Sometimes we’re aware that we failed to expand a contract or upsell due to a shortfall between the expected and delivered values of specific stakeholders. But perhaps the most concerning are the scenarios we’re completely unaware of—the missed opportunities for growth that go unnoticed. In these cases, we don’t even realize the potential that wasn’t pursued, leading to unrealized growth and missed revenue.

How AI Enhances High-Touch Account Management

This is where AI comes into play.
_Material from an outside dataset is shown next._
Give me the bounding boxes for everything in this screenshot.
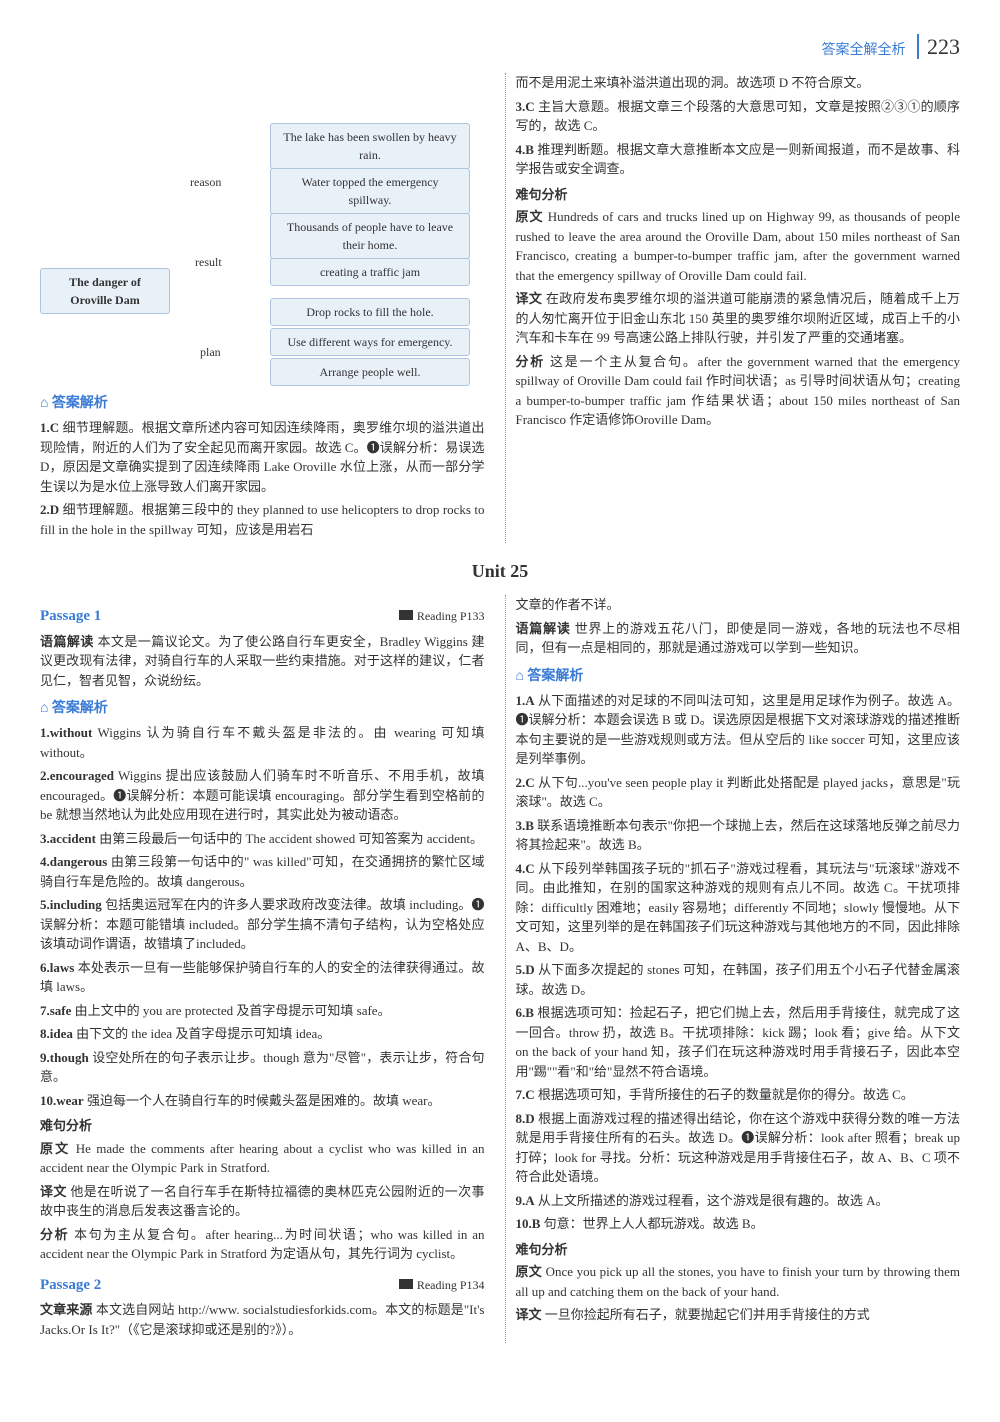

With recent advancements, account managers, Customer Success, and revenue leaders can finally crack the code of their high-touch accounts. AI clarifies each stakeholder group’s expected business value and assesses how well the SaaS product is meeting those expectations. 

Here is how: Through advancements in large language models (LLMs), AI can analyze vast amounts of unstructured data to identify business objectives and stakeholder preferences, allowing for more focused and relevant interactions. Additionally, AI-powered user segmentation offers a detailed understanding of user behaviors by clustering them into distinct groups, allowing for tailored engagement strategies. Finally, predictive analytics allows for forecasting stakeholder needs, even with limited direct communication, by drawing on patterns and data from similar accounts. 

AI for Personalized Customer Retention

As a CTO, I’ve seen firsthand how advances in generative AI now enable customer retention teams to create dynamic, personalized journeys for their high-touch accounts. AI can analyze different user types within these accounts, pinpointing their current business objectives and correlating them with product usage. This will allow retention teams to tailor their recommendations, similar to the personalized experiences offered by Spotify, Amazon, and Netflix. With AI, we can better anticipate our clients' evolving needs, allowing us to strengthen these relationships and, ultimately, boost customer retention.